Catatan : Kerajaan Allah bukan sesautu wilayah, melainkan pengakuan dan pengamalan kehendak Illahi. Dengan bantuan Rahmat Illahi orang beriman sanggup mengetahui dan melaksanakan kehendak Nya, sehingga semua menjadi baru. (bdk. Ensiklopedi Gereja, Buku 4, A. Hueken, SJ. Hal. 162).

5. Apa yang dimaksud dengan ”Ciri Keduniaan” yang khas pada awam?

Ciri khas dan istimewa kaum awam yakni sifat keduniaannya. Artinya, berdasarkan panggilan mereka yang khas, kaum awam wajib mencari kerajaan Allah, dengan mengurusi hal – hal fana dan mengaturnya seturut kehendak Allah.

Mereka hidup dalam dunia, artinya : menjalankan segala macam tugas dan pekerjaan duniawi, dan berada ditengah kenyataan biasa hidup berkeluarga dan sosial. Disitu mereka dipanggil oleh Allah, untuk menunaikan tugas mereka sendiri dengan dijiwai semangat injil, sehingga dengan demikian menjadi ibarat ragi membawa sumbangan mereka demi pengudusan dunia bagaikan dari dalam.

Jadi tugas awam yang istimewa adalah menyinari dan mengatur hal – hal fana, yang erat – erat melibatkan mereka, selalu terlaksana da berkembang menurut kehendak Kristus, demi kemuliaan Sang Pencipta dan Sang Penebus. Pelaksanaan tugas panggilan itu bukan pertama – tama untuk kepentingan diri sendiri, melainkan untuk kemuliaan Allah.

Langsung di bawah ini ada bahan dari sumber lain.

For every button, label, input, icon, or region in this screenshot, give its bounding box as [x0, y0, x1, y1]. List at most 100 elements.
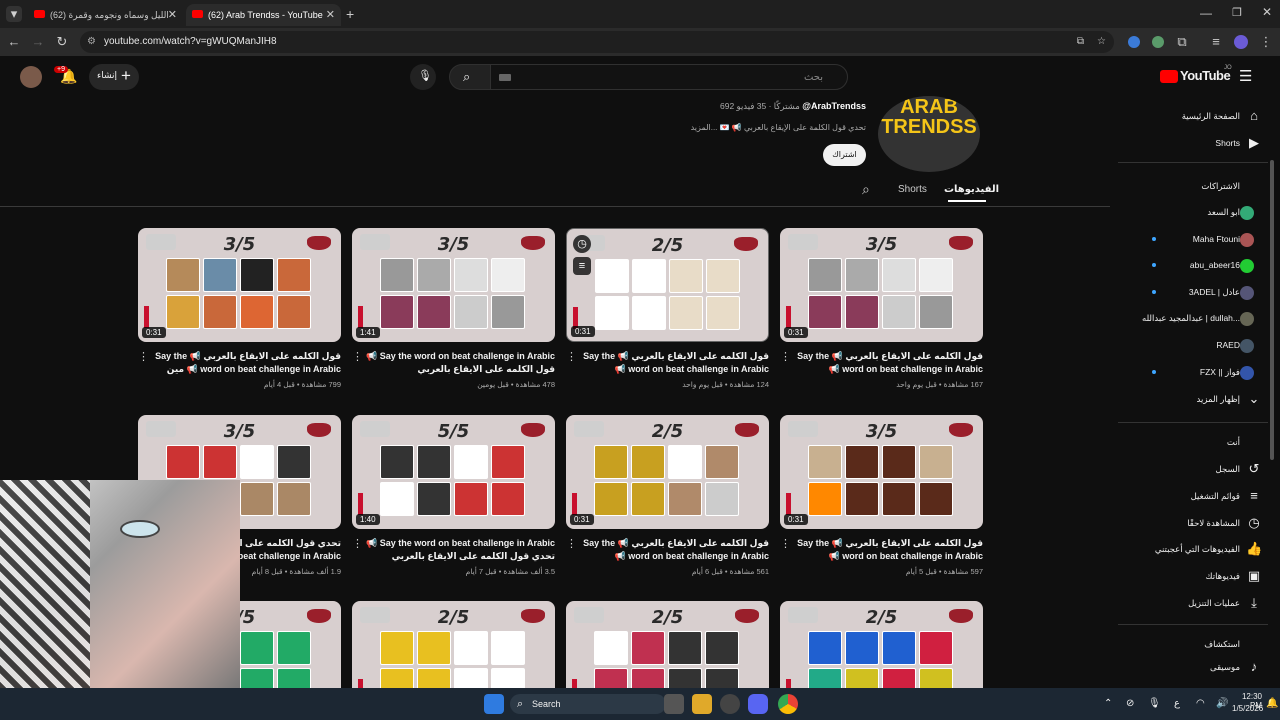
- youtube-logo-text[interactable]: YouTube: [1180, 68, 1231, 83]
- video-thumbnail[interactable]: 3/5 1:41: [352, 228, 555, 342]
- file-explorer-icon[interactable]: [692, 694, 712, 714]
- video-thumbnail[interactable]: 3/5 0:31: [780, 415, 983, 529]
- subscription-item[interactable]: Maha Ftouni: [1130, 227, 1280, 251]
- channel-handle[interactable]: @ArabTrendss: [802, 101, 866, 111]
- show-more-button[interactable]: إظهار المزيد ⌄: [1130, 387, 1280, 411]
- sidebar-item[interactable]: الفيديوهات التي أعجبتني 👍: [1130, 537, 1280, 561]
- subscribe-button[interactable]: اشتراك: [823, 144, 866, 166]
- video-menu-icon[interactable]: ⋮: [138, 350, 149, 363]
- subscription-item[interactable]: 3ADEL | عادل: [1130, 280, 1280, 304]
- video-menu-icon[interactable]: ⋮: [352, 537, 363, 550]
- sidebar-item[interactable]: قوائم التشغيل ≡: [1130, 484, 1280, 508]
- tray-chevron-icon[interactable]: ⌃: [1104, 698, 1112, 709]
- search-input[interactable]: بحث: [490, 64, 848, 90]
- video-menu-icon[interactable]: ⋮: [780, 537, 791, 550]
- reading-list-icon[interactable]: ≡: [1208, 34, 1224, 50]
- tab-1[interactable]: (62) الليل وسماه ونجومه وقمرة ✕: [28, 4, 183, 26]
- reload-icon[interactable]: ↻: [54, 34, 70, 50]
- channel-description[interactable]: تحدي قول الكلمة على الإيقاع بالعربي 📢 💌 …: [640, 123, 866, 132]
- keyboard-icon[interactable]: [499, 74, 511, 81]
- video-title[interactable]: قول الكلمه على الايقاع بالعربي 📢 Say the…: [580, 537, 769, 563]
- add-to-queue-icon[interactable]: ≡: [573, 257, 591, 275]
- thumbnail-cell: [808, 295, 842, 329]
- thumbnail-cell: [454, 631, 488, 665]
- bookmark-star-icon[interactable]: ☆: [1097, 31, 1106, 53]
- voice-search-button[interactable]: 🎙: [410, 64, 436, 90]
- sidebar-item[interactable]: عمليات التنزيل ⤓: [1130, 591, 1280, 615]
- extension-icon[interactable]: [1152, 36, 1164, 48]
- home-icon: ⌂: [1250, 108, 1258, 123]
- video-menu-icon[interactable]: ⋮: [566, 350, 577, 363]
- video-thumbnail[interactable]: 3/5 0:31: [780, 228, 983, 342]
- video-duration: 1:41: [356, 327, 380, 338]
- subscription-item[interactable]: abu_abeer16: [1130, 253, 1280, 277]
- notification-center-icon[interactable]: 🔔: [1266, 698, 1278, 709]
- video-title[interactable]: قول الكلمه على الايقاع بالعربي 📢 Say the…: [794, 537, 983, 563]
- sidebar-scrollbar[interactable]: [1270, 160, 1274, 460]
- video-title[interactable]: قول الكلمه على الايقاع بالعربي 📢 Say the…: [794, 350, 983, 376]
- tab-2[interactable]: (62) Arab Trendss - YouTube ✕: [186, 4, 341, 26]
- tab-videos[interactable]: الفيديوهات: [944, 184, 999, 195]
- video-thumbnail[interactable]: 3/5 0:31: [138, 228, 341, 342]
- restore-icon[interactable]: ❐: [1232, 6, 1242, 19]
- video-thumbnail[interactable]: 2/5 0:31 ◷ ≡: [566, 228, 769, 342]
- minimize-icon[interactable]: —: [1200, 6, 1212, 20]
- sidebar-item[interactable]: الصفحة الرئيسية ⌂: [1130, 104, 1280, 128]
- video-thumbnail[interactable]: 5/5 1:40: [352, 415, 555, 529]
- subscription-item[interactable]: عبدالمجيد عبدالله | dullah...: [1130, 306, 1280, 330]
- sidebar-item[interactable]: موسيقى ♪: [1130, 655, 1280, 679]
- task-view-icon[interactable]: [664, 694, 684, 714]
- subscriptions-header[interactable]: الاشتراكات: [1130, 174, 1280, 198]
- create-button[interactable]: إنشاء +: [89, 64, 139, 90]
- watch-later-icon[interactable]: ◷: [573, 235, 591, 253]
- wifi-icon[interactable]: ◠: [1196, 698, 1205, 709]
- back-icon[interactable]: ←: [6, 34, 22, 50]
- chrome-icon[interactable]: [778, 694, 798, 714]
- close-tab-icon[interactable]: ✕: [326, 4, 335, 26]
- windows-start-icon[interactable]: [484, 694, 504, 714]
- video-menu-icon[interactable]: ⋮: [566, 537, 577, 550]
- subscription-item[interactable]: FZX || فواز: [1130, 360, 1280, 384]
- extensions-puzzle-icon[interactable]: ⧉: [1174, 34, 1190, 50]
- tab-menu-icon[interactable]: ▾: [6, 6, 22, 22]
- video-title[interactable]: Say the word on beat challenge in Arabic…: [366, 537, 555, 563]
- video-thumbnail[interactable]: 2/5 0:31: [566, 415, 769, 529]
- extension-icon[interactable]: [1128, 36, 1140, 48]
- mic-icon[interactable]: 🎙: [1148, 698, 1161, 709]
- close-window-icon[interactable]: ✕: [1262, 5, 1272, 19]
- discord-icon[interactable]: [748, 694, 768, 714]
- subscription-item[interactable]: ابو السعد: [1130, 200, 1280, 224]
- profile-avatar[interactable]: [1234, 35, 1248, 49]
- cast-icon[interactable]: ⧉: [1077, 31, 1084, 53]
- clock-date[interactable]: 1/5/2026: [1232, 704, 1263, 713]
- sidebar-item[interactable]: المشاهدة لاحقًا ◷: [1130, 511, 1280, 535]
- network-icon[interactable]: ⊘: [1126, 698, 1134, 709]
- video-menu-icon[interactable]: ⋮: [352, 350, 363, 363]
- close-tab-icon[interactable]: ✕: [168, 4, 177, 26]
- channel-avatar[interactable]: ARAB TRENDSS: [878, 96, 980, 172]
- video-title[interactable]: قول الكلمه على الايقاع بالعربي 📢 Say the…: [152, 350, 341, 376]
- you-header[interactable]: أنت: [1130, 430, 1280, 454]
- video-menu-icon[interactable]: ⋮: [780, 350, 791, 363]
- channel-search-icon[interactable]: ⌕: [862, 181, 870, 198]
- browser-menu-icon[interactable]: ⋮: [1258, 34, 1274, 50]
- sidebar-item[interactable]: السجل ↺: [1130, 457, 1280, 481]
- search-button[interactable]: ⌕: [449, 64, 491, 90]
- url-input[interactable]: ⚙ youtube.com/watch?v=gWUQManJIH8 ⧉ ☆: [80, 31, 1114, 53]
- sidebar-item[interactable]: فيديوهاتك ▣: [1130, 564, 1280, 588]
- youtube-logo-icon[interactable]: [1160, 70, 1178, 83]
- new-tab-button[interactable]: +: [346, 6, 354, 22]
- subscription-item[interactable]: RAED: [1130, 333, 1280, 357]
- forward-icon[interactable]: →: [30, 34, 46, 50]
- taskbar-search[interactable]: ⌕ Search: [510, 694, 666, 714]
- app-icon[interactable]: [720, 694, 740, 714]
- video-title[interactable]: Say the word on beat challenge in Arabic…: [366, 350, 555, 376]
- hamburger-menu-icon[interactable]: ☰: [1239, 67, 1252, 85]
- site-info-icon[interactable]: ⚙: [87, 31, 96, 53]
- account-avatar[interactable]: [20, 66, 42, 88]
- language-indicator[interactable]: ع: [1174, 698, 1180, 709]
- tab-shorts[interactable]: Shorts: [898, 184, 927, 195]
- sidebar-item[interactable]: Shorts ▶: [1130, 131, 1280, 155]
- video-title[interactable]: قول الكلمه على الايقاع بالعربي 📢 Say the…: [580, 350, 769, 376]
- volume-icon[interactable]: 🔊: [1216, 698, 1228, 709]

6. Apakah semua awam dipanggil untuk merasul?

Semua awam yang terhimpun sebagai umat Allah dan berada dalam satu kesatuan Tubuh Kristus dibawah satu kepala, tanpa kecuali dipanggil untuk menyumbangkan segenap tenaga, yang mereka terima berkat kebaikan Sang Pencipta dan Rahmat Sang Penebus demi perkembangan Gereja serta pengudusannya terus menerus.

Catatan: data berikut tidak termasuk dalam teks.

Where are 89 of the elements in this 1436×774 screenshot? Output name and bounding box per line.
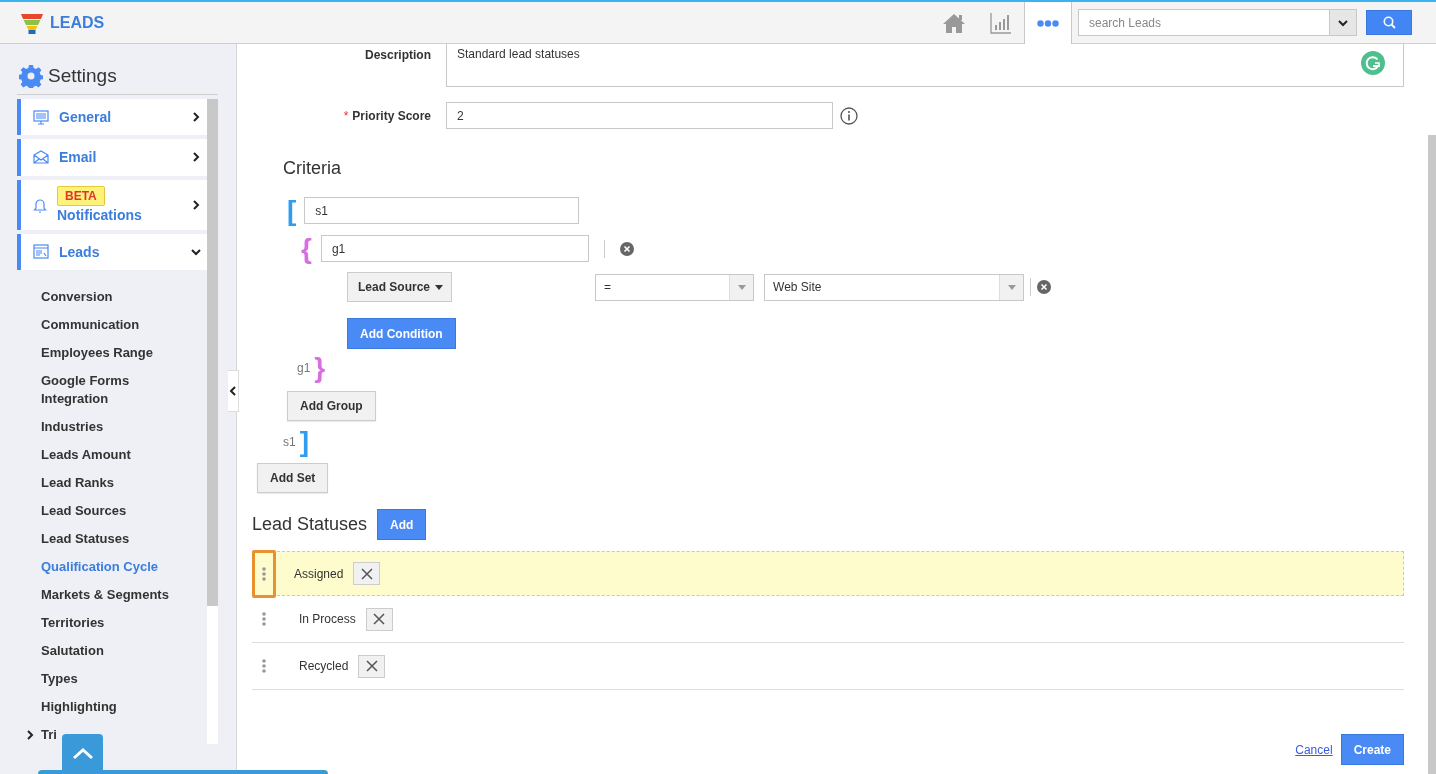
search-field[interactable]: search Leads [1078, 9, 1330, 36]
status-row[interactable]: Assigned [252, 551, 1404, 596]
drag-handle-icon[interactable] [262, 566, 266, 581]
description-text: Standard lead statuses [457, 47, 580, 61]
field-label: Priority Score [352, 108, 431, 123]
status-row[interactable]: Recycled [252, 643, 1404, 690]
sidebar-item[interactable]: Communication [41, 316, 186, 334]
list-icon [33, 244, 49, 260]
search-icon [1382, 16, 1396, 29]
section-label: Notifications [57, 207, 142, 224]
sidebar-item[interactable]: Markets & Segments [41, 586, 186, 604]
field-label: Description [365, 48, 431, 62]
more-icon[interactable] [1037, 19, 1059, 27]
close-icon [360, 567, 373, 580]
settings-section[interactable]: Leads [17, 233, 207, 270]
chevron-up-icon [71, 748, 94, 760]
set-end-label: s1 [283, 435, 296, 449]
settings-section[interactable]: Email [17, 139, 207, 176]
add-group-button[interactable]: Add Group [287, 391, 376, 421]
status-label: Recycled [299, 659, 349, 673]
collapse-sidebar-button[interactable] [228, 370, 239, 412]
sidebar-item[interactable]: Lead Ranks [41, 474, 186, 492]
remove-button[interactable] [365, 607, 393, 631]
scrollbar-thumb[interactable] [1428, 135, 1436, 774]
section-label: Leads [59, 243, 100, 260]
sidebar-item[interactable]: Industries [41, 418, 186, 436]
bar-chart-icon[interactable] [989, 11, 1012, 34]
close-icon [373, 613, 386, 625]
sidebar-item[interactable]: Salutation [41, 642, 186, 660]
status-label: Assigned [294, 566, 344, 581]
section-label: General [59, 109, 112, 126]
search-button[interactable] [1366, 10, 1412, 35]
sidebar-item[interactable]: Qualification Cycle [41, 558, 186, 576]
drag-handle-icon[interactable] [262, 612, 266, 626]
remove-button[interactable] [353, 562, 381, 585]
operator-select[interactable]: = [595, 273, 755, 301]
set-bracket: [ [287, 197, 297, 224]
caret-icon [1007, 284, 1016, 290]
sidebar-item[interactable]: Types [41, 670, 186, 688]
chevron-down-icon [1338, 17, 1348, 28]
remove-icon[interactable] [619, 241, 634, 256]
section-label: Email [59, 149, 97, 166]
group-end-label: g1 [297, 361, 311, 375]
search-dropdown-button[interactable] [1330, 9, 1357, 36]
sidebar-item[interactable]: Lead Sources [41, 502, 186, 520]
group-brace: { [301, 235, 312, 262]
close-icon [365, 660, 378, 672]
section-heading: Criteria [283, 158, 342, 179]
caret-icon [737, 284, 746, 290]
sidebar-item[interactable]: Google Forms Integration [41, 372, 186, 408]
status-row[interactable]: In Process [252, 596, 1404, 643]
beta-badge: BETA [57, 186, 105, 207]
cancel-link[interactable]: Cancel [1295, 742, 1333, 757]
group-name-field[interactable]: g1 [320, 235, 589, 262]
add-set-button[interactable]: Add Set [257, 463, 329, 493]
settings-icon [19, 64, 43, 88]
value-select[interactable]: Web Site [764, 273, 1025, 301]
required-mark: * [343, 108, 349, 123]
caret-icon [435, 284, 444, 290]
section-heading: Lead Statuses [252, 514, 368, 535]
group-brace: } [314, 355, 326, 381]
sidebar-item[interactable]: Tri [41, 726, 57, 744]
refresh-icon[interactable] [1361, 51, 1385, 75]
chevron-left-icon [228, 386, 238, 396]
sidebar-item[interactable]: Employees Range [41, 344, 186, 362]
sidebar-item[interactable]: Territories [41, 614, 186, 632]
mail-icon [33, 150, 49, 165]
sidebar-item[interactable]: Leads Amount [41, 446, 186, 464]
drag-handle-icon[interactable] [262, 659, 266, 673]
remove-icon[interactable] [1037, 280, 1052, 294]
sidebar-item[interactable]: Conversion [41, 288, 186, 306]
scrollbar-thumb[interactable] [207, 99, 218, 606]
priority-field[interactable]: 2 [446, 102, 833, 129]
info-icon[interactable] [840, 106, 858, 125]
settings-section[interactable]: BETA Notifications [17, 179, 207, 230]
sidebar-item[interactable]: Highlighting [41, 698, 186, 716]
monitor-icon [33, 109, 49, 125]
sidebar-title: Settings [48, 65, 117, 87]
sidebar-item[interactable]: Lead Statuses [41, 530, 186, 548]
settings-section[interactable]: General [17, 99, 207, 136]
bell-icon [33, 196, 47, 213]
field-dropdown[interactable]: Lead Source [347, 272, 453, 302]
remove-button[interactable] [358, 654, 386, 678]
app-title: LEADS [50, 13, 105, 32]
status-label: In Process [299, 612, 356, 626]
description-field[interactable]: Standard lead statuses [446, 44, 1404, 87]
set-bracket: ] [299, 429, 309, 455]
set-name-field[interactable]: s1 [304, 197, 580, 224]
home-icon[interactable] [941, 12, 966, 33]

Dengan babptis dan krisma semua ditugaskan oleh Tuhan sendiri untuk kerasulan itu. Kaum awam dipanggil untuk menghadirkan dan mengaktifkan Gereja di tempat dimana mereka berada dan bekerja.

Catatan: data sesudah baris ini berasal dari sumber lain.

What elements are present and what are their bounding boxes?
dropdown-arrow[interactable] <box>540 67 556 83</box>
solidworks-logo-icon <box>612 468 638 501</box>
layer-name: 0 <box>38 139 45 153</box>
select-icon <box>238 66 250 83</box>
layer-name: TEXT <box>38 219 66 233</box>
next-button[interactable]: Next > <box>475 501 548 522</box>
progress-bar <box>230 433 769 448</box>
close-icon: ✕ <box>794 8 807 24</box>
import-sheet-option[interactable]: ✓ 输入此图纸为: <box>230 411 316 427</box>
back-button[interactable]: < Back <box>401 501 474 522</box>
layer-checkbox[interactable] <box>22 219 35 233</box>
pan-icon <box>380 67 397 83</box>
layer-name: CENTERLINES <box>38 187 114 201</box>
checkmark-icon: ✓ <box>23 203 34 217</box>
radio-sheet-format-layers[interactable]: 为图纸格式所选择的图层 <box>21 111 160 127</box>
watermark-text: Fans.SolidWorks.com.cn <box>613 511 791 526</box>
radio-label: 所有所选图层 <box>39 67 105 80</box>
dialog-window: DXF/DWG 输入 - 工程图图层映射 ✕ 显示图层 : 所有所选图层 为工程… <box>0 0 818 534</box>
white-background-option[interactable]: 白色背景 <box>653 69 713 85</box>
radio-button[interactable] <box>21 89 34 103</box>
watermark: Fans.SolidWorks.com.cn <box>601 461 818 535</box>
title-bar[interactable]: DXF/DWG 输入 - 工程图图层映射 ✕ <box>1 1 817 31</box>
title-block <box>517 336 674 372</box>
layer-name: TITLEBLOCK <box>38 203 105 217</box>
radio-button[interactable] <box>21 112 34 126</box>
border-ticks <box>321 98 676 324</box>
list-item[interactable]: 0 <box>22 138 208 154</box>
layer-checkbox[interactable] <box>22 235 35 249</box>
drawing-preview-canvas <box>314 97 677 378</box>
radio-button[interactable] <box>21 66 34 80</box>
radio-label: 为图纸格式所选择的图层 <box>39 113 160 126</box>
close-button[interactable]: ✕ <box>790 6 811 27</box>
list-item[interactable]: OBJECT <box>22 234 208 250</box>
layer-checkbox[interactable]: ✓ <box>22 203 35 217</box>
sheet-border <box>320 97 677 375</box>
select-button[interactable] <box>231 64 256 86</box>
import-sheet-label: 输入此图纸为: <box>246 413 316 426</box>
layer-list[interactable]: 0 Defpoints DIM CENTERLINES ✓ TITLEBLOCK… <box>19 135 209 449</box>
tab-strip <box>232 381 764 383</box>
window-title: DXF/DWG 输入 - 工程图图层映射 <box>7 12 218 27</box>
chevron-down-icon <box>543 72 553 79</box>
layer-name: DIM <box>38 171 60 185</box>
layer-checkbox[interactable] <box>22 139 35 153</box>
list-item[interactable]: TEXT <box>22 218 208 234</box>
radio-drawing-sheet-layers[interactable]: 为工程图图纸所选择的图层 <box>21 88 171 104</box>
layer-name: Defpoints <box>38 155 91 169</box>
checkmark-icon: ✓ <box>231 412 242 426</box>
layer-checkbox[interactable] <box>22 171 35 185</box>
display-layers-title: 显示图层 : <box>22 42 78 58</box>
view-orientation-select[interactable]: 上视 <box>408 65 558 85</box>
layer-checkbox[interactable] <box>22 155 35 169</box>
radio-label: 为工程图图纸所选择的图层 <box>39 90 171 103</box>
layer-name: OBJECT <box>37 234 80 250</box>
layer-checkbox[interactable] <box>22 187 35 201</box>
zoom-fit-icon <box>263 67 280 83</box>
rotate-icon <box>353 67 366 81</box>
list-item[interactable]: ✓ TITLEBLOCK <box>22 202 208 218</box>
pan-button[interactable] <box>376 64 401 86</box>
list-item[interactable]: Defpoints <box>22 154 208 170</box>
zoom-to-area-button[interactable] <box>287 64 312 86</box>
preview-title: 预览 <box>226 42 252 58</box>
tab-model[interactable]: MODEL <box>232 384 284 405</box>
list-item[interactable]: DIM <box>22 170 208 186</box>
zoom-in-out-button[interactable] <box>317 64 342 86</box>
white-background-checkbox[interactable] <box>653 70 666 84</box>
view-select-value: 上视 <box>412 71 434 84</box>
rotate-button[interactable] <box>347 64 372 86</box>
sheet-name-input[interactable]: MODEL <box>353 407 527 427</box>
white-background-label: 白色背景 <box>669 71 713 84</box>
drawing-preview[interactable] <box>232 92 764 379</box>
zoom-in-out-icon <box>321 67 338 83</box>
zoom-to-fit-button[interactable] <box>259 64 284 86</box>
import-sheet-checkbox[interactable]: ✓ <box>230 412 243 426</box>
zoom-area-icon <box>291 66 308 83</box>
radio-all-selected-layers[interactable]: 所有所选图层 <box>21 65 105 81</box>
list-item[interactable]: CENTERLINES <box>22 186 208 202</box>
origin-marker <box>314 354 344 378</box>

7. Apa yang dimaksud dengan ”Komisi/ Seksi/ Tim Kerja Kerawam?

Komisi umumnya ada di tingkat Konfrensi Wali Gereja, Keuskupan dan Kevikepan. Sedangkan seksi ada di tingkat paroki dan lingkungan. Tim kerja lebih menunjuk pelaksanaan tugas seksi yang tidak asal ditunjuk seorang ketua seksi, melainkan ada dalam sebuah tim yang bersifay kolegial (bersama).

Komisi atau seksi adalah organ yang dibentuk oleh Koferensi Waligereja atau oleh Uskup atau Vikaris Episkopal (Vikep) untuk membantu pelaksanaan reksa pastoral mareka.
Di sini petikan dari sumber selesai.